New Microsoft SaaS Campaign Attacks Google Apps

New Microsoft SaaS Campaign Attacks Google Apps

Google Apps is under fire over at the official Why Microsoft blog with the announcement of two enterprises jumping ship to Microsoft Online Services solutions. It’s not surprising that Microsoft is touting cloud customer wins. But the recent blog entry signals that Microsoft is finally ready to take the offensive in the battle for SaaS supremacy.

The two wins, according to the blog entry: China Navigation, a shipping management firm with 300 employees located throughout Asia, is jumping to Microsoft’s BPOS cloud productivity suite from Google Apps due to reliability and support concerns; Intero Real Estate tried Google Apps for 15 franchise offices but had concerns enough about scaling it out to all of its 2,000 users that they’re going with an unnamed Microsoft Online Services solution, presumably another BPOS deployment.

As Mary Jo Foley over at All About Microsoft points out, the wording on that Intero description is fairly ambiguous and might mean that those franchise offices are sticking with Google Apps.
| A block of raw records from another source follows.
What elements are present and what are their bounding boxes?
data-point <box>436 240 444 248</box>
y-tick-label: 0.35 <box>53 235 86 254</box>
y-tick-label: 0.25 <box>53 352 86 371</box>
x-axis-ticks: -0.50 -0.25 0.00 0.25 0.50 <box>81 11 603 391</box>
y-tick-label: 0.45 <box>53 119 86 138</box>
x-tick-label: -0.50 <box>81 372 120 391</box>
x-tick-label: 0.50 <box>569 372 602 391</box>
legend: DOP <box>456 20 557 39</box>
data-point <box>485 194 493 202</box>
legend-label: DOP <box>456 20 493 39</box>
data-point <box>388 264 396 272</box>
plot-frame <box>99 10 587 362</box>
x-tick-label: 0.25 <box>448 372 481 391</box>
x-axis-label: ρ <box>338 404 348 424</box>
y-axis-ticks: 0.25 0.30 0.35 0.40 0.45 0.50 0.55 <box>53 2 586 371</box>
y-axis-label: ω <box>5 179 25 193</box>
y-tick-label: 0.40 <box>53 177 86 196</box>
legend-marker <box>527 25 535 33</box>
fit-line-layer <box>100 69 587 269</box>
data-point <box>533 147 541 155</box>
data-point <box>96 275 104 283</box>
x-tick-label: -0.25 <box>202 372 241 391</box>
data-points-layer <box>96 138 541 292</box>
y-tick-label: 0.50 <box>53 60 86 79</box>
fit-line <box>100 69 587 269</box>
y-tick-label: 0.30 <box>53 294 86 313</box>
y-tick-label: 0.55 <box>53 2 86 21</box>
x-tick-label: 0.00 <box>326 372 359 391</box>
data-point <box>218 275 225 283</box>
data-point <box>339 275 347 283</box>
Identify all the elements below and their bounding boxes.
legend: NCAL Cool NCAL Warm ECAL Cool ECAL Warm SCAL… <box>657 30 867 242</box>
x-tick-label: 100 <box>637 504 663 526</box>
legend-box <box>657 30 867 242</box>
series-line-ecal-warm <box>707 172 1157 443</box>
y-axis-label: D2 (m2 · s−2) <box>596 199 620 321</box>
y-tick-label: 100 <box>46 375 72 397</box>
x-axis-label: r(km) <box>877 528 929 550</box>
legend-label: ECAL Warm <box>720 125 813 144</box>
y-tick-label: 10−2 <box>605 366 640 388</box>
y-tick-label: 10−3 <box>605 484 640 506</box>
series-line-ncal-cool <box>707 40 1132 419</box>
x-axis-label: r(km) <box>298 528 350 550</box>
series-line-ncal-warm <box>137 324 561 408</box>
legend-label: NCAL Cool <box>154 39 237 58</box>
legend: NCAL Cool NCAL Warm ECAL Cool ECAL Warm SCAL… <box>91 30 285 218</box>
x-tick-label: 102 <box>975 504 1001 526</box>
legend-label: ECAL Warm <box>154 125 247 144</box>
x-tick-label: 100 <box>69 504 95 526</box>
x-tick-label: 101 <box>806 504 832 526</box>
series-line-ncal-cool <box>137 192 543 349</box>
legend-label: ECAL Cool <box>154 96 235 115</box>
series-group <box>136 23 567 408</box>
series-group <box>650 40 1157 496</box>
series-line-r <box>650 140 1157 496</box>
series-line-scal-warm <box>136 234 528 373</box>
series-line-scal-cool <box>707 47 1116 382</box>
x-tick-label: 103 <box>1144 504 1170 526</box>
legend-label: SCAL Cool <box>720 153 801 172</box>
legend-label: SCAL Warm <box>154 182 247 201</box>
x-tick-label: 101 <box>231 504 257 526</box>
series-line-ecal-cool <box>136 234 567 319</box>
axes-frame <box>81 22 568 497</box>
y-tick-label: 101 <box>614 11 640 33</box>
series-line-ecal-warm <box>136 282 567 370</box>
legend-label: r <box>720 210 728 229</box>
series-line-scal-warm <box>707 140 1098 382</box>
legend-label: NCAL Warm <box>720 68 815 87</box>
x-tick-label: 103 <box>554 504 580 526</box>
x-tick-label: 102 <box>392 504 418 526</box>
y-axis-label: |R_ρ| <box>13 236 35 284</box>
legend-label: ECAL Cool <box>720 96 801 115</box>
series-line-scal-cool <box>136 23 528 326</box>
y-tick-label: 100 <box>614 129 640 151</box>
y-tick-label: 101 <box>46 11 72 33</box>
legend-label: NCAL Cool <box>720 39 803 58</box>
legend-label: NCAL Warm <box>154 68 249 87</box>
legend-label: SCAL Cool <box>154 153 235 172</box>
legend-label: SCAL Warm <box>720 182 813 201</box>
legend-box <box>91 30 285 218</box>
But the fact remains that the blog entry raises serious concerns about Google Apps and its maturity: they use wording like “simple to a fault,” saying that it lacks advanced group management and other functionality needed for the enterprise world.

Microsoft has been subtly undermining confidence in Google with previous blog entries like “Why are Partners Leaving Google Apps?” And they love to point out Google Apps defection in cases like Capgemini or Serena Software.

All the same, this shows Microsoft is starting to take Google’s PR campaign seriously, and it’s clear they’re worried about Google Apps in the enterprise over competitors like IBM LotusLive or Zoho.

It’s not surprising, though -- roughly 20 percent of managed services providers are embracing Google Apps, according to the third-annual MSPmentor 100 survey, published in February 2010, and Microsoft doesn’t want them to gain any more of a foothold than they already have.